The importance of Meta keyword tags fluctuates among different search engines. Some people deeply involved with the SEO community debate as to whether or not they help at all. I advise using relevant targeted keywords as they do seem to help with rankings, especially in Yahoo. Avoid stuffing with too many keywords. Just use relevant tags that apply directly to the content of that particular page, and don’t overdo it. Remember this simple ‘rule’: if your total keywords on a page has a value of 100, each keyword you use takes a percentage of that score. So, if you use 5 keywords, they each have a score of 20/100. The higher the score, the more powerful your keywords can be.

4. Revisit Tag

While not a search engine optimization item, the “revisit” tag may help a search engine spider to return in so many days to re-index the site. This may be of great importance to when your site updates its data and you are trying to get your latest content inside the index.

5. Robots Tag

The Robots Tag was created to provide developers a method of keeping pages out of search engine indexes who cannot upload or control the robots.txt file at their websites. The Robots Tag that may contain one or more of the following keywords without regard to case: none, noindex, nofollow, all, index and follow. Here is a break down of these keywords:

  • none – ignore this page (equiv to: noindex, nofollow)
  • noindex – page may not be indexed
  • nofollow – do not follow links from this page
  • all – no restrictions (equiv. to: index, follow)
  • index – include this page
  • follow – follow links from this page to find other pages

You can also specify actions for specific robots, like GoogleBot for example. This can be helpful if you find you are being crawled frequently by robots not offering any value to your site, and you wish to limit it to just GoogleBot and MSNBot for example.

One new keyword that has appeared is NOODP. This refers to the description displayed on search engine result pages and DMOZ. Some search engines will take the description of your site from DMOZ over your own description tags. Use this tag if you do not wish for this to happen.

6. Put .CSS and JavaScript into External Files

For search engines, excessive or poorly formatted code at the top of your page will have a negative impact on your rankings. By including your CSS and JavaScript in external files, you will increase the amount of text a search engine can read in your page. If you have too much HTML/JavaScript/CSS code, the text content usually won’t be seen entirely.

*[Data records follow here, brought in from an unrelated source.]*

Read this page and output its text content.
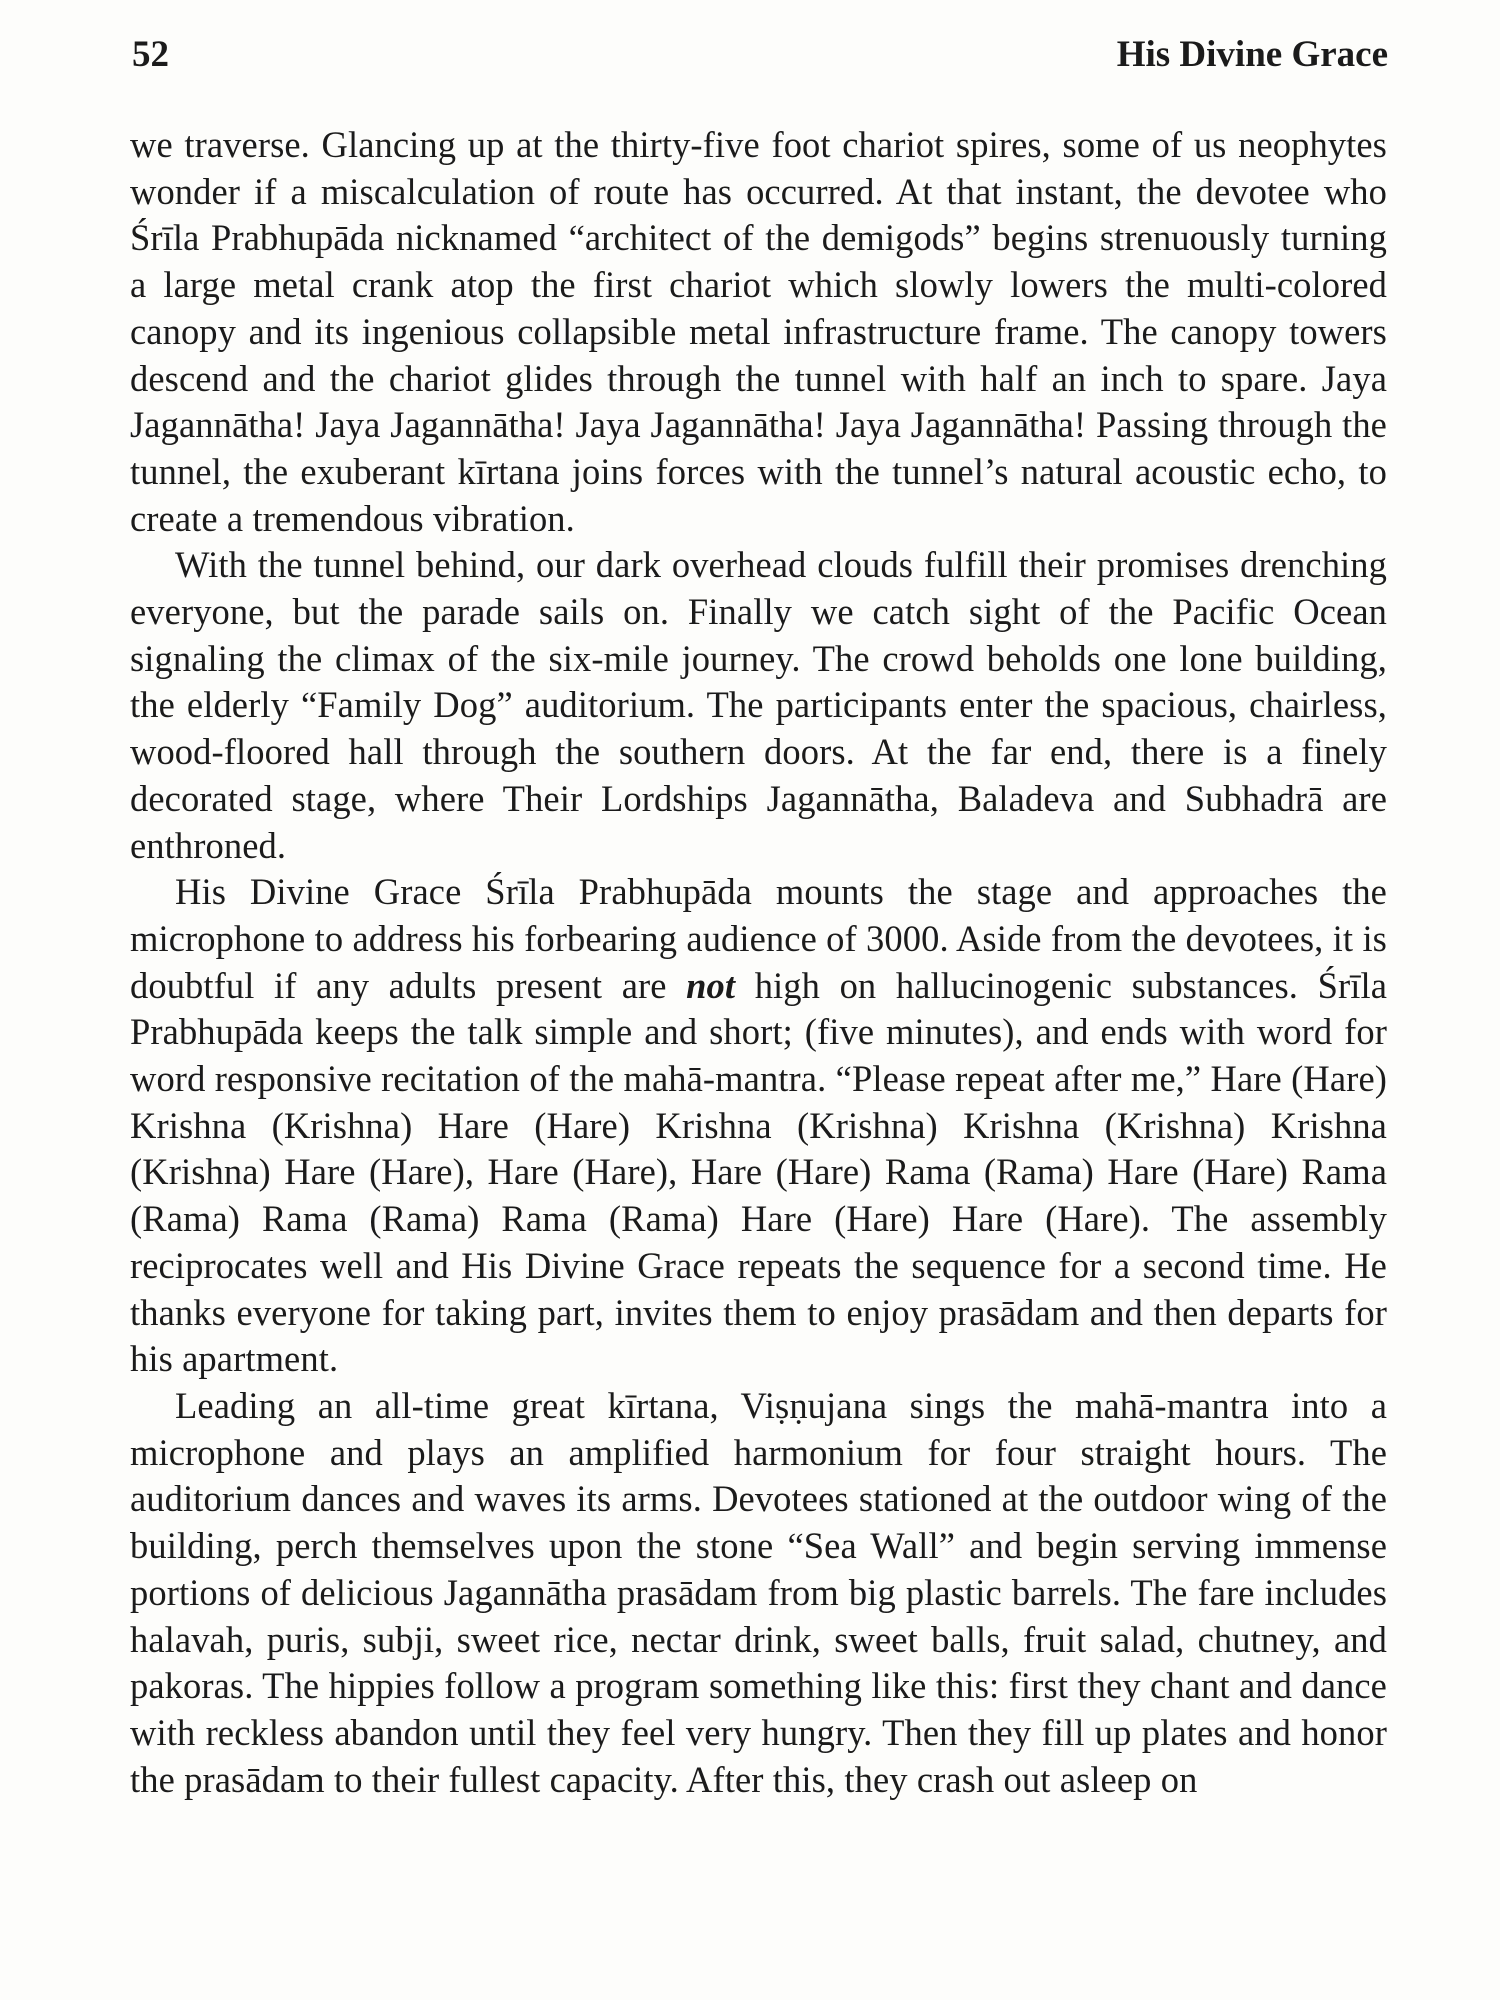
52	His Divine Grace

we traverse. Glancing up at the thirty-five foot chariot spires, some of us neophytes wonder if a miscalculation of route has occurred. At that instant, the devotee who Śrīla Prabhupāda nicknamed “architect of the demigods” begins strenuously turning a large metal crank atop the first chariot which slowly lowers the multi-colored canopy and its ingenious collapsible metal infrastructure frame. The canopy towers descend and the chariot glides through the tunnel with half an inch to spare. Jaya Jagannātha! Jaya Jagannātha! Jaya Jagannātha! Jaya Jagannātha! Passing through the tunnel, the exuberant kīrtana joins forces with the tunnel’s natural acoustic echo, to create a tremendous vibration.

With the tunnel behind, our dark overhead clouds fulfill their promises drenching everyone, but the parade sails on. Finally we catch sight of the Pacific Ocean signaling the climax of the six-mile journey. The crowd beholds one lone building, the elderly “Family Dog” auditorium. The participants enter the spacious, chairless, wood-floored hall through the southern doors. At the far end, there is a finely decorated stage, where Their Lordships Jagannātha, Baladeva and Subhadrā are enthroned.

His Divine Grace Śrīla Prabhupāda mounts the stage and approaches the microphone to address his forbearing audience of 3000. Aside from the devotees, it is doubtful if any adults present are not high on hallucinogenic substances. Śrīla Prabhupāda keeps the talk simple and short; (five minutes), and ends with word for word responsive recitation of the mahā-mantra. “Please repeat after me,” Hare (Hare) Krishna (Krishna) Hare (Hare) Krishna (Krishna) Krishna (Krishna) Krishna (Krishna) Hare (Hare), Hare (Hare), Hare (Hare) Rama (Rama) Hare (Hare) Rama (Rama) Rama (Rama) Rama (Rama) Hare (Hare) Hare (Hare). The assembly reciprocates well and His Divine Grace repeats the sequence for a second time. He thanks everyone for taking part, invites them to enjoy prasādam and then departs for his apartment.

Leading an all-time great kīrtana, Viṣṇujana sings the mahā-mantra into a microphone and plays an amplified harmonium for four straight hours. The auditorium dances and waves its arms. Devotees stationed at the outdoor wing of the building, perch themselves upon the stone “Sea Wall” and begin serving immense portions of delicious Jagannātha prasādam from big plastic barrels. The fare includes halavah, puris, subji, sweet rice, nectar drink, sweet balls, fruit salad, chutney, and pakoras. The hippies follow a program something like this: first they chant and dance with reckless abandon until they feel very hungry. Then they fill up plates and honor the prasādam to their fullest capacity. After this, they crash out asleep on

So what is an example of a good header?

So now, using out example website – www.thelawnman.com.au – which offers lawn mowing services in Sydney, here is an example of a good header targeting three keywords: lawn mowing services, tree lopping, garden maintenance


<!DOCTYPE html PUBLIC "-//W3C//DTD HTML 4.01 Transitional//EN" "http://www.w3.org/TR/html4/loose.dtd">
<html lang="en-us">
<head>
<title>Lawn Mowing, Tree Lopping and Garden Maintainence Services in Sydney :: thelawnman.com.au</title>
<meta http-equiv="content-type" content="text/html; charset=iso-8859-1">
<meta name="Keywords" content="Lawn Mowing, Tree Lopping, Garden Maintenance Services, The Lawn Man, Sydney">
<meta name="Description" content="The Lawn Man - Sydney based lawn mowing service with over 10+ yrs experience in garden maintenance. Whether you need lawns mowed or trees lopped, The Lawn Man is for you.">
<meta name="robots" content="noodp">
<meta name="robots" content="index, follow">
<meta name="GOOGLEBOT" content="index, follow">
<style media="screen" type="text/css">@import url("includes/style.css");</style>
</head>

OK. So there you have it. Of course, this article did not discuss selecting appropriate keywords or displaying appropriate content, but it should be a guide to help you create an effect page header.